November 2, 2008
The Commemoration of All the Faithful Departed (All Souls’)
John 11: 17-27
When Jesus arrived, he found that Lazarus had already been in the tomb for four days. Now Bethany was near Jerusalem, only about two miles away. And many of the Jews had come to Martha and Mary to comfort them about their brother. When Martha heard that Jesus was coming, she went to meet him; but Mary sat at home. Martha said to Jesus, "Lord, if you had been here, my brother would not have died. But even now I know that whatever you ask of God, God will give you." Jesus said to her, "Your brother will rise." Martha said to him, "I know he will rise, in the resurrection on the last day." Jesus told her, "I am the resurrection and the life; whoever believes in me, even if he dies, will live, and everyone who lives and believes in me will never die. Do you believe this?" She said to him, "Yes, Lord. I have come to believe that you are the Christ, the Son of God, the one who is coming into the world."
Introductory Prayer: Lord Jesus Christ, you created us within a human family and adopted us into the family of the Church. Help me always to appreciate deeply the graces and responsibilities that this community entails. Let me find support from my brothers and sisters, but also help me to be there for them in their time of need.

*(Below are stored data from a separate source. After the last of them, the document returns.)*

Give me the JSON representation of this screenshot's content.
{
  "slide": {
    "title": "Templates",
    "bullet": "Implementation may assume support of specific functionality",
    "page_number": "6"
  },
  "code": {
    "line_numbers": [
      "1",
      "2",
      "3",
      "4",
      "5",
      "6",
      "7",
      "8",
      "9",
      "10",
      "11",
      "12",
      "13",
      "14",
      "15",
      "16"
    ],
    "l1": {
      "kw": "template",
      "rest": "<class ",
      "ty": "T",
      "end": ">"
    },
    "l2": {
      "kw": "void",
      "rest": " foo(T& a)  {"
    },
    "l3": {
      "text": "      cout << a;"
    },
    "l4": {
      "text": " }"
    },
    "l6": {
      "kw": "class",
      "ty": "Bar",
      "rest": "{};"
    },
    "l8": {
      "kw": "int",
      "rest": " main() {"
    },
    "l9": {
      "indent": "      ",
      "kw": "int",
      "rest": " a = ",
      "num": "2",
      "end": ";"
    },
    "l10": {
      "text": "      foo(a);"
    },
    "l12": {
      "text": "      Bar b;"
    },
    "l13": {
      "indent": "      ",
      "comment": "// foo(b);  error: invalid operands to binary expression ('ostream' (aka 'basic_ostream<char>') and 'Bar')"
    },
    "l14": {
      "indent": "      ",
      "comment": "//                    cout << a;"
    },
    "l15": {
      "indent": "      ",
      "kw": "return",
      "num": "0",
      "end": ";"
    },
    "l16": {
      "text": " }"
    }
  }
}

Petition: Lord, inspire me to pray more frequently for the souls in Purgatory.
1. Love Is Forever
Love is forever. Our hearts will never be satisfied with anything less. Our love for God and for our brothers and sisters can and should be everlasting. If this is so, it is also fitting that we, as part of God’s extended family on earth, still communicate with those who have gone before us. Yesterday, All Saints’ Day, we honored those who have reached definitive union with God in heaven. Today, All Souls’ Day, we remember those deceased who still need their love purified in order to encounter Love personified.
2. Community of Prayer
Salvation isn’t a private matter “between God and me”; rather, it is a common effort. It is precisely because we are a community of believers – the Church – that we pray for one another. If it is love we must achieve in order to be united to God, then loving our neighbor becomes an imperative and community essential: “Love one another as I have loved you” (John 15:12). Love for the deceased is expressed by winning graces for them in their final journey towards God. “From the beginning the Church has honored the memory of the dead and offered prayers in suffrage for them, above all the Eucharistic sacrifice, so that, thus purified, they may attain the beatific vision of God. The Church also commends almsgiving, indulgences, and works of penance undertaken on behalf of the dead: Let us help and commemorate them” (CCC 1032).

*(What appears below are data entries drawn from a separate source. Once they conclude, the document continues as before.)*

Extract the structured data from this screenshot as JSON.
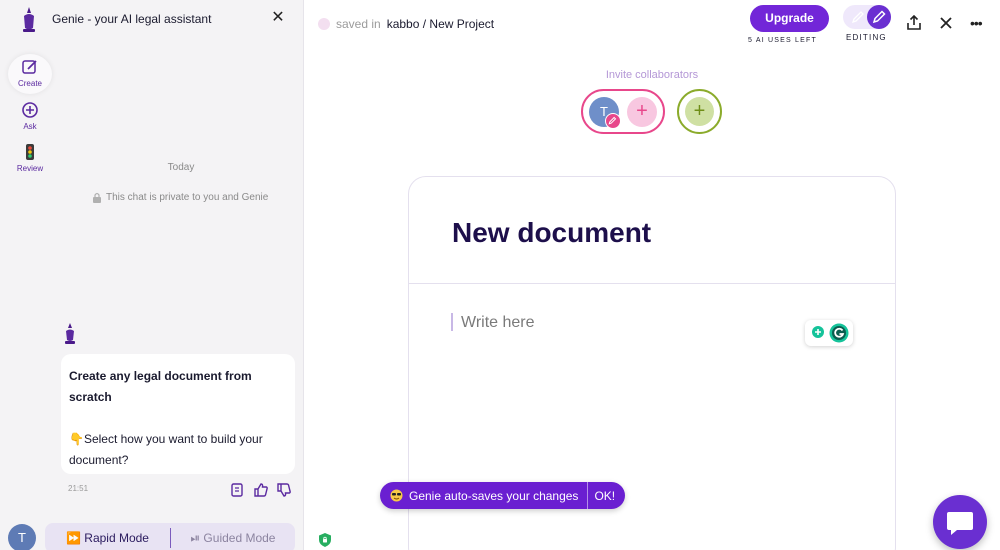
{
  "left_panel": {
    "header_title": "Genie - your AI legal assistant",
    "close_glyph": "✕",
    "rail": [
      {
        "label": "Create",
        "icon": "create-icon"
      },
      {
        "label": "Ask",
        "icon": "ask-icon"
      },
      {
        "label": "Review",
        "icon": "review-icon"
      }
    ],
    "chat": {
      "date_divider": "Today",
      "privacy_note": "This chat is private to you and Genie",
      "message_bold": "Create any legal document from scratch",
      "message_prompt": "👇Select how you want to build your document?",
      "time": "21:51",
      "actions": [
        "copy-icon",
        "thumbs-up-icon",
        "thumbs-down-icon"
      ]
    },
    "user_initial": "T",
    "modes": {
      "rapid": "⏩ Rapid Mode",
      "guided": "⏯ Guided Mode"
    }
  },
  "topbar": {
    "saved_label": "saved in",
    "path": "kabbo / New Project",
    "upgrade_label": "Upgrade",
    "uses_left": "5 AI USES LEFT",
    "editing_label": "EDITING",
    "more_glyph": "•••"
  },
  "invite": {
    "label": "Invite collaborators",
    "collaborator_initial": "T",
    "add_glyph": "+"
  },
  "document": {
    "title": "New document",
    "placeholder": "Write here"
  },
  "toast": {
    "message": "Genie auto-saves your changes",
    "ok_label": "OK!"
  },
  "colors": {
    "brand_purple": "#6a1fd1",
    "upgrade_purple": "#7226d8",
    "collab_pink": "#e8478b",
    "collab_green": "#8bab2b"
  }
}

3. The Communion of Saints
When we pray the Apostles Creed, towards the end we profess, “I believe in the Holy Catholic Church, the communion of saints, the forgiveness of sins, the resurrection of the body and life everlasting.” What we are stating is the truth of the mystical body of Christ. The Second Vatican Council expressed this in more specific terms in the Dogmatic Constitution on the Church (Lumen gentium, 49-50) when it says, “It is a holy and wholesome thought to pray for the dead that they may be loosed from their sins.” Through our good deeds, prayers and sacrifices we can aid our brothers and sisters, both living and dead, who have not yet reached the heavenly abode. I have found great consolation in the thought that every soul I am able to release from purgatory will be a powerful intercessor for me once they are in heaven. I helped them in time of need. Will they forget about me in my time of need?
Conversation with Christ: Lord, how can I profess to love you if I don’t love my neighbor (cf. 1 John 3:17)? Let my supernatural love for others grow. Let my concern for their spiritual well-being translate into prayers, sacrifices and good deeds.
Resolution: Today I will pray for several minutes for the souls of all the deceased.